I had wanted to save money and prove my worth as a country woman by showing that Laura Ingalls Wilder wasn’t the last of her breed. But I lived in a different era with vastly different expectations, more kids to manage, and a host of tools at my disposal. The image I was trying to live up to was in my head. But it wasn’t really me. Without saying a word, Boo had proved the absurdity of my inner vision. Boo grew out of his puppy stage and became a dog of good sense who kept raccoons off the porch and coyotes at a proper distance. Thankfully, he lived a long and worthy life.
Sheba arrived one day when my second daughter was swinging in the play yard out back. A small Labrador puppy, Sheba was as scared of the kids as they were startled by her sudden appearance.

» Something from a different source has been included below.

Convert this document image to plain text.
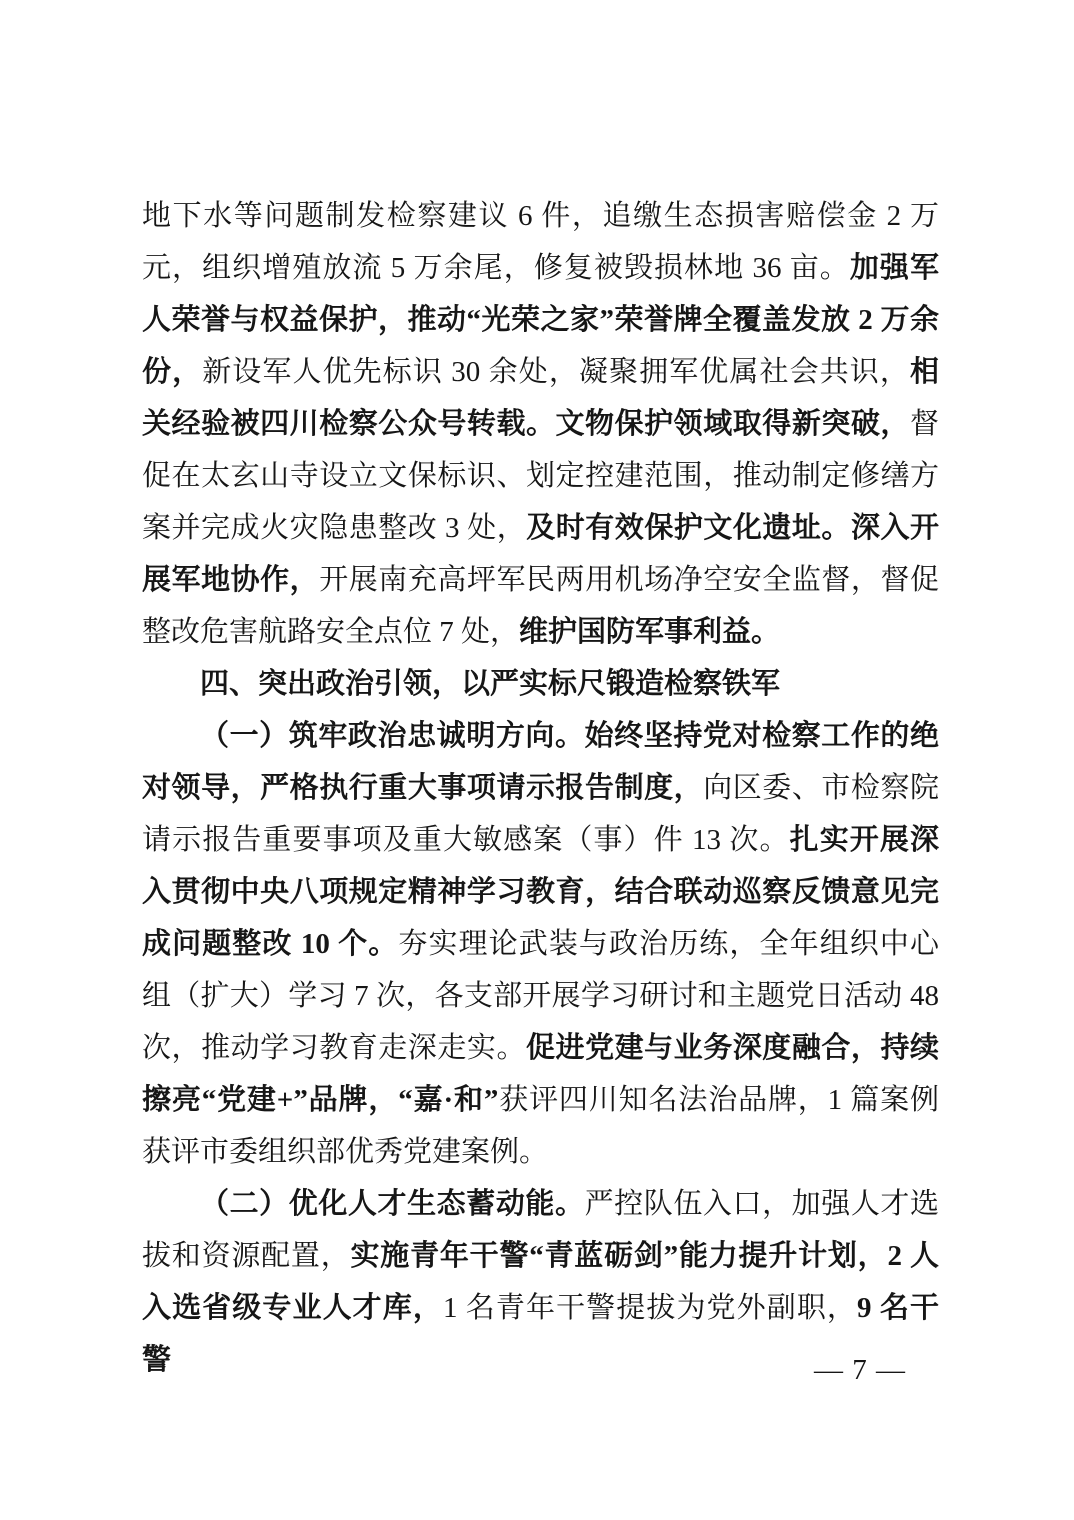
地下水等问题制发检察建议 6 件，追缴生态损害赔偿金 2 万元，组织增殖放流 5 万余尾，修复被毁损林地 36 亩。加强军人荣誉与权益保护，推动“光荣之家”荣誉牌全覆盖发放 2 万余份，新设军人优先标识 30 余处，凝聚拥军优属社会共识，相关经验被四川检察公众号转载。文物保护领域取得新突破，督促在太玄山寺设立文保标识、划定控建范围，推动制定修缮方案并完成火灾隐患整改 3 处，及时有效保护文化遗址。深入开展军地协作，开展南充高坪军民两用机场净空安全监督，督促整改危害航路安全点位 7 处，维护国防军事利益。

四、突出政治引领，以严实标尺锻造检察铁军

（一）筑牢政治忠诚明方向。始终坚持党对检察工作的绝对领导，严格执行重大事项请示报告制度，向区委、市检察院请示报告重要事项及重大敏感案（事）件 13 次。扎实开展深入贯彻中央八项规定精神学习教育，结合联动巡察反馈意见完成问题整改 10 个。夯实理论武装与政治历练，全年组织中心组（扩大）学习 7 次，各支部开展学习研讨和主题党日活动 48 次，推动学习教育走深走实。促进党建与业务深度融合，持续擦亮“党建+”品牌，“嘉·和”获评四川知名法治品牌，1 篇案例获评市委组织部优秀党建案例。

（二）优化人才生态蓄动能。严控队伍入口，加强人才选拔和资源配置，实施青年干警“青蓝砺剑”能力提升计划，2 人入选省级专业人才库，1 名青年干警提拔为党外副职，9 名干警	— 7 —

But with her glossy black fur covering a heart of gold and loyalty that knew no bounds, she became a warrior whenever an intruder or sad spirits threatened.
Like a loyal knight of old, Sheba would trot at my side when I went for a walk. No matter how old and tired she became, she knew her duty, and her faithfulness proclaimed a steadfast spirit. When Sheba became arthritic, she struggled to rise, and my heart ached each time she insisted on following me. Through her long life, she lived endurance in a palpable manner that stripped my pride down to its bones and taught me the value of just showing up, even when it hurt.
Contrary to most of the dogs who appeared at our place almost by magic, we sought out one special pup. For my son’s birthday, I thought he might want a dog of his own, so we followed an advertisement to an Amish farm south of Vandalia and picked up a collie, which he promptly named Clare.
Clare’s calling wasn’t in saving the place from dangerous clothes or trotting faithfully at my side; her obsession centered on herding anything and everything, even cars going down the road and birds in the sky. Her enthusiasm knew no bounds. If it could move, she would try to corral it. As soon as my son came home, she would leap into action and bark at the apple tree, circling around, her attention on the flighty birds in the top branches, showing everyone that she was on the job, arranging the world as it should be.
When I am convinced that my efforts aren’t paying off, that I’m not accomplishing anything, one look at Clare as she chases a squirrel back up a tree or zooms in circles as the geese fly by overhead, I marvel at her happiness in attempting the impossible, undaunted by past failures. Not giving up is her true super strength and, in that, she inspires me.
There were many times when my spirits dragged, weary with disappointment, fear, and despondency. More than once, I have been convinced that I wasn’t the right woman to raise a large family, teach anything—especially not kindergarten through high school—manage a home, deal with complicated family relationships, or survive the mind-numbing tragedy of death’s unexpected grip on family and friends. Life is not just hard; life is too hard. Much too hard.
But my dogs have shared their wisdom, not in words but in lives well spent. They aren’t high achievers, super brilliant, or amazingly gifted, but they have lived virtues I needed to learn: the humility of knowing my limits, to be myself and not grow angry over a failed illusion, to show up in my honest role even when it hurts, and to follow my God-given instincts, trying again, despite past failures.
Endurance is not a willed decision; it is a gift to be accepted. A power bestowed from above. So long as my heart beats, I can endure until this human road turns the bend, where Boo, Sheba, Clare, and all my faithful friends will trot at my side on a happier journey that will never end.